On the inflation outlook, while headline inflation is currently at around 4¼ percent, reflecting the increase in VAT, higher energy and import prices, and some rebuilding of companies’ margins, core inflation excluding indirect tax rises is just over 1 percent. Inflation is likely to fall back through 2012 and into 2013 as the temporary impact of those factors wanes and some downward pressure from spare capacity persists. Medium-term inflation expectations remain contained and continue to be consistent with meeting the inflation target.

Fiscal Policy

In their last Article IV report, staff supported the UK Government’s commitment to fiscal consolidation and its ambitious medium-term targets for adjustment, which themselves were consistent with staff advice in previous Article IV consultations.
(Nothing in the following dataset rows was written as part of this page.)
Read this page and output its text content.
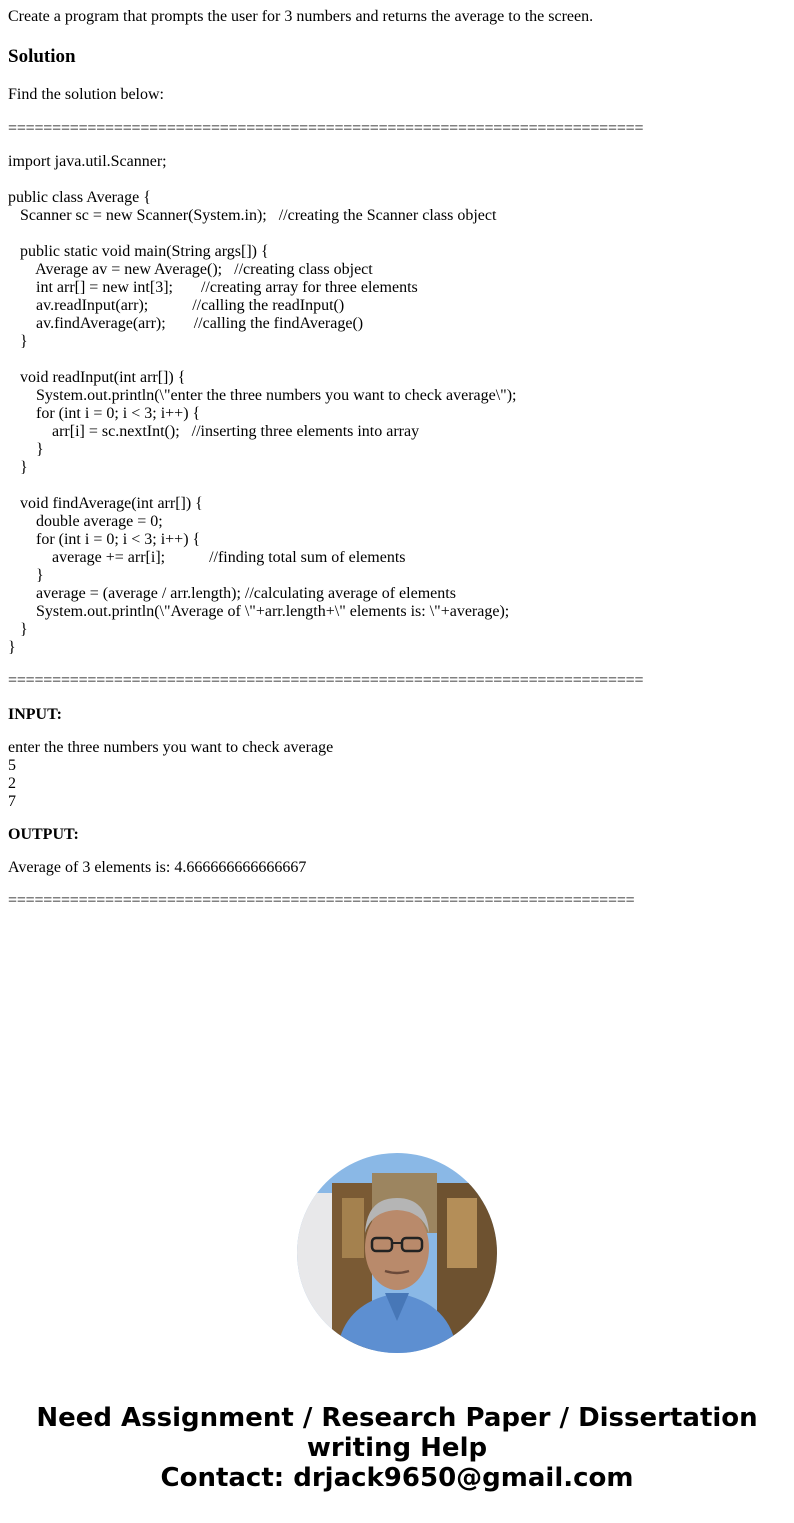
Create a program that prompts the user for 3 numbers and returns the average to the screen.

Solution

Find the solution below:

========================================================================
import java.util.Scanner;
public class Average {
Scanner sc = new Scanner(System.in);   //creating the Scanner class object
public static void main(String args[]) {
Average av = new Average();   //creating class object
int arr[] = new int[3];       //creating array for three elements
av.readInput(arr);           //calling the readInput()
av.findAverage(arr);       //calling the findAverage()
}
void readInput(int arr[]) {
System.out.println(\"enter the three numbers you want to check average\");
for (int i = 0; i < 3; i++) {
arr[i] = sc.nextInt();   //inserting three elements into array
}
}
void findAverage(int arr[]) {
double average = 0;
for (int i = 0; i < 3; i++) {
average += arr[i];           //finding total sum of elements
}
average = (average / arr.length); //calculating average of elements
System.out.println(\"Average of \"+arr.length+\" elements is: \"+average);
}
}
========================================================================
INPUT:
enter the three numbers you want to check average
5
2
7
OUTPUT:
Average of 3 elements is: 4.666666666666667
=======================================================================
Need Assignment / Research Paper / Dissertation
writing Help
Contact: drjack9650@gmail.com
The 2011 Article IV report highlights that fiscal consolidation is still essential to reduce fiscal risks and achieve a more sustainable budgetary position. My authorities welcome the staff conclusion that the current path of fiscal consolidation remains appropriate in their central case. Since the consolidation path was announced, yields on UK sovereign debt have fallen significantly and remain below the levels at the onset of the euro-area sovereign debt crisis. Retaining fiscal credibility is essential to maintain this improvement in market confidence.

As staff’s very thorough analysis shows, risks still remain, both to the upside and the downside. The economy is still some distance from the risk scenarios set out in the report but the UK authorities are continuing to monitor developments closely. If risks do materialize, the policy response will need to be calibrated to the nature and cause of the particular shock. However, the successful implementation of the Government’s fiscal consolidation plan is the key to maintaining confidence in debt sustainability and will continue to be a prerequisite in any scenario.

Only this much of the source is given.